Wednesday, August 05, 2015

Man claims centipede crawled out of his full English pub breakfast

A diner allegedly found a wriggling, 24-legged creature crawling on his plate as he tucked into his breakfast at a Wetherspoon pub in Greenwich, south-east London. Steve Langley, 41, visited The Gate Clock on Monday morning and ordered a full English to fuel up before heading to the gym. But as he sliced into a hash brown, he claims the shiny sinister-looking bug, believed to be a centipede, wiggled out from beneath it.



Mr Langley, a full-time carer to his mother, snapped a photo and video of the creepy crawlie on his plate before sending the meal back and complaining to the manager. He said: “I got halfway through my breakfast, I went to cut through a hash brown and then it just crawled out from underneath. It was so long. It had lots of legs as well. It was just crawling all over the plate. I wasn’t too happy about it. “It made me feel a bit sick really.

“I don’t know what I had put in my mouth before that.” Mr Langley was offered another breakfast and a full refund after he reported it to staff at the pub. Wetherspoon spokesman Eddie Gershon apologised to Mr Langley and said his complaint would be investigated immediately. He said: "Food hygiene in our pubs is of paramount importance. “Management and staff at The Gate Clock work hard to ensure that food hygiene standards are maintained to a high level at all times.

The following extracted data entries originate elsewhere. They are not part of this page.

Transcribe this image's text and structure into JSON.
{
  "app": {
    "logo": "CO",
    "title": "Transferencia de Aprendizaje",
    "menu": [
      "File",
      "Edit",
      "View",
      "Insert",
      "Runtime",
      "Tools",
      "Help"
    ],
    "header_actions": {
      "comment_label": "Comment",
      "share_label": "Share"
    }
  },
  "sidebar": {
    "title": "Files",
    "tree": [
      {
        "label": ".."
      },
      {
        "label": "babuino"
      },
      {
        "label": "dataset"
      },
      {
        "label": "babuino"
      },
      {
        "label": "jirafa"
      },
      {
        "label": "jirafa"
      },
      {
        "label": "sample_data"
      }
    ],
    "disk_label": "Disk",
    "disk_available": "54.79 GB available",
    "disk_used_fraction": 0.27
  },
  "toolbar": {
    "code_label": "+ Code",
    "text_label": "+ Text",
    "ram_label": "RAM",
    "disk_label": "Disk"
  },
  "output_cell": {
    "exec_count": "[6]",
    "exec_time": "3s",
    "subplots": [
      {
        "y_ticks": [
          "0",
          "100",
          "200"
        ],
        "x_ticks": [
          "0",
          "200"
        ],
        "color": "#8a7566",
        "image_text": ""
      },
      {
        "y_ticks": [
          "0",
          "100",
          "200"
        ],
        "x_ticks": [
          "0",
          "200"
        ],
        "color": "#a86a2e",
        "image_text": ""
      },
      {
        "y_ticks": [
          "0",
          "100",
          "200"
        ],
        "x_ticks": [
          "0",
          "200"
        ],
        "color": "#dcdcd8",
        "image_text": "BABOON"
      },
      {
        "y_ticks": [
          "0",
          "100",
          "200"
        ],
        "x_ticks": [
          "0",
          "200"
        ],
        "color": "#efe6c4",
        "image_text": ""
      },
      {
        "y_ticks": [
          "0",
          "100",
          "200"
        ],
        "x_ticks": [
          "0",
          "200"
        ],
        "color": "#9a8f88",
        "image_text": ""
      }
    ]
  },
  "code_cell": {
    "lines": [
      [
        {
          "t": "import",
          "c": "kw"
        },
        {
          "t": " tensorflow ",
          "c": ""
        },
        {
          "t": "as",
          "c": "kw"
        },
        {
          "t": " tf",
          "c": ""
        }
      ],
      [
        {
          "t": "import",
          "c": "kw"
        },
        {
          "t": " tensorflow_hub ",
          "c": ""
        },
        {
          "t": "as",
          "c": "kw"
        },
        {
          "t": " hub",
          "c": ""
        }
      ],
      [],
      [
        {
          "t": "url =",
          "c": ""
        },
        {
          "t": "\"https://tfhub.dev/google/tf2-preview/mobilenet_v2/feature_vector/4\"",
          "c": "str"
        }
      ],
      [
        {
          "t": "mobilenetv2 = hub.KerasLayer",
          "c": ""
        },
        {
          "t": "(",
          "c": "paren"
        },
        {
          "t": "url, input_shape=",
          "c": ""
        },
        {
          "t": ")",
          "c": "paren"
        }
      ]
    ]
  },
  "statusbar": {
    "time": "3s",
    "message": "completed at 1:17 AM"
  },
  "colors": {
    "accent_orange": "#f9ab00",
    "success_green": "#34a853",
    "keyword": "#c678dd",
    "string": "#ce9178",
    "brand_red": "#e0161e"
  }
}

“This is borne out by the fact that The Gate Clock has a food hygiene rating of five (out of five) on the council’s website, following an inspection from its environmental health team. There could be a number of explanations for the insect being on the plate and it might not necessarily have come from the kitchen itself. We will await the outcome of our investigations and report this to the individual concerned.”

There's a short video here.

2 comments:

Anonymous said...

All right, just before everyone else says it: centipedes are not insects.

From Wikipedia:

'Centipedes (from Latin prefix centi-, "hundred", and pes, pedis, "foot") are arthropods belonging to the class Chilopoda of the subphylum Myriapoda. They are elongated metameric creatures with one pair of legs per body segment. Despite the name, centipedes can have a varying number of legs, ranging from 30 to 384.'

Lurker111

Elena said...

I believe we humans tend to categorise stuff into informal groups for convenience sake. Things like spiders are not insects, whales are not fish, Earth has more than one moon etc are true but not often accepted or said.

Such a convenience has its uses. When you tell a cleaning company to remove all the insects in your home's basement. They would understand that centipedes are included.